Законченное в раннеадриановское время произведение «Анналы о кончине божественного Августа» Тацит обосновал так: «...Но о древних делах народа римского, счастливых и несчастливых, писали прославленные историки; не было недостатка в блестящих дарованиях и для повествования о времени Августа, пока их не отвратило от этого все возрастающее пресмыкательство перед ними. Деяния Тиберия и Гая, а также Клавдия и Нерона, покуда они были всесильны, из страха перед ними были излагаемы лживо, а когда их не стало — под воздействием оставленной ими по себе свежей ненависти. Вот почему я намерен, в немногих словах рассказав о событиях под конец жизни Августа, повести в дальнейшем рассказ о принципате Тиберия и его преемников, без гнева и пристрастия, причины которых от меня далеки» (Там же. с. 7).
Римская историография, включая сенаторскую историографию Тацита, носила отпечаток традиционных категорий и норм римского ведущего слоя. Даже она была инструментом общественной и политической легитимизации; моральные и политические принципы всегда были тесно переплетены. Не случайно первая фраза «Агриколы» указывает на задачу «сообщить потомкам о деяниях и правах знаменитых людей». Эти связи, с одной стороны, привели к силе инерции и преемственности образцового поведения, к изолированию и обязательности классических примеров, с другой же стороны к поляризации исторического приговора на крайности — честь и презрение. В обожествлении «хорошего» и в предании проклятью памяти «плохого» принцепса эта тенденция при принципате испытала свой последний взлет.
Ориентирование действия в настоящем на великие примеры прошлого, а также на приговор будущего были традиционными. Тацит, однако, в оценках своей историографии гораздо более решительно и последовательно принимает во внимание силу и воздействие разных временных измерений. Правда, и для него классическая Римская Республика представляла не только фон деяний, нравов и поведения, но и фон самой историографии («Диалоги об ораторах»). Однако одновременно он сознавал, что условия политического и морального бытия, как и историография, определяются настоящим. Он отчетливо видел, что нормы и нравы могут устаревать, и поэтому для историка очень важно понимать условия своего времени:
«Я понимаю, что многое из того, о чем я сообщил и сообщаю, представляется, возможно, слишком значительным и недостойным упоминания; но пусть не сравнивают наши анналы с трудами писателей, излагавших деяния римского народа в былые дни. Они повествовали о величайших войнах и взятии городов, о разгроме и пленении царей, а если обращались к внутренним делам, то ничто не мешало им говорить обо всем, о чем бы они не пожелали: о раздорах между консулами и трибунами, о земельных и хлебных законах, о борьбе плебса с оптиматами; а наш труд замкнут в тесных границах и поэтому неблагодарен: нерушимый и едва колеблемый мир, горестные обстоятельства в Риме и принцепс, не понимавший о расширении пределов империи.

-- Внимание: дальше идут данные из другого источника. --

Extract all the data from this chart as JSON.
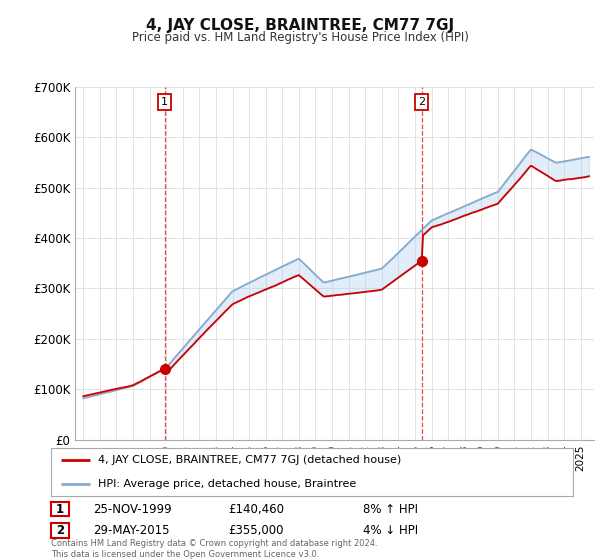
{
  "title": "4, JAY CLOSE, BRAINTREE, CM77 7GJ",
  "subtitle": "Price paid vs. HM Land Registry's House Price Index (HPI)",
  "ylim": [
    0,
    700000
  ],
  "yticks": [
    0,
    100000,
    200000,
    300000,
    400000,
    500000,
    600000,
    700000
  ],
  "ytick_labels": [
    "£0",
    "£100K",
    "£200K",
    "£300K",
    "£400K",
    "£500K",
    "£600K",
    "£700K"
  ],
  "sale1_x": 1999.9,
  "sale1_price": 140460,
  "sale2_x": 2015.4,
  "sale2_price": 355000,
  "dashed_x1": 1999.9,
  "dashed_x2": 2015.4,
  "hpi_color": "#aaccee",
  "hpi_line_color": "#88aacc",
  "price_color": "#cc0000",
  "background": "#ffffff",
  "grid_color": "#dddddd",
  "xlim_left": 1994.5,
  "xlim_right": 2025.8,
  "legend_entries": [
    "4, JAY CLOSE, BRAINTREE, CM77 7GJ (detached house)",
    "HPI: Average price, detached house, Braintree"
  ],
  "table_rows": [
    {
      "num": "1",
      "date": "25-NOV-1999",
      "price": "£140,460",
      "hpi": "8% ↑ HPI"
    },
    {
      "num": "2",
      "date": "29-MAY-2015",
      "price": "£355,000",
      "hpi": "4% ↓ HPI"
    }
  ],
  "footnote": "Contains HM Land Registry data © Crown copyright and database right 2024.\nThis data is licensed under the Open Government Licence v3.0."
}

И все же будет небесполезно всмотреться в эти незначительные с первого взгляда события, из которых нередко возникают важные изменения в государстве.
Всеми государствами и народами правит или народ, или знатнейшие, или самодержавные властители; наилучший образ правления, который сочетал бы и то, и другое, и третье, легче превозносить на словах, чем осуществить на деле, а если он и встречается, то не может быть долговечным. Итак, подобно тому как некогда при всесилии плебса требовалось знать его природу и уметь с ним обращаться или как при власти патрициев наиболее искусными в ведении государственных дел и сведущими считались те, кто тщательно изучил образ мыслей сената и оптиматов, так и после государственного переворота, когда Римское государство управляется не иначе, чем если бы над ним стоял самодержец, будет полезным собрать и рассмотреть все особенности этого времени, потому что мало кто благодаря собственной проницательности отличает честное от дурного и полезное от губительного, а большинство учится этому на чужих судьбах.
Впрочем, сколько бы подобный рассказ ни был полезен, он способен доставить лишь самое ничтожное удовольствие, ибо внимание читающих поддерживается и восстанавливается описанием образа жизни народов, превратностью битв, славной гибели полководцев; у нас же идут чередой свирепые приказания, бесконечные обвинения, лицемерная дружба, истребление ничем не повинных и судебные разбирательства с одним и тем же неизбежным исходом — все, утомляющее своим однообразием. У древних писателей редко когда отыскивается хулитель, потому что никого не волнует, восхищаются ли они пуническими или римскими боевыми порядками; но потомки многих, подвергнутых при власти Тиберия казни или обесчещению, здравствуют и поныне. А если их род и угас, все равно найдутся такие, которые из-за сходства в нравах сочтут, что чужие злодеяния ставятся им в упрек, даже к славе и доблести ныне относятся неприязненно, потому что при ближайшем знакомстве с ними они воспринимаются как осуждение противоположного им» (Там же. с. 123—124).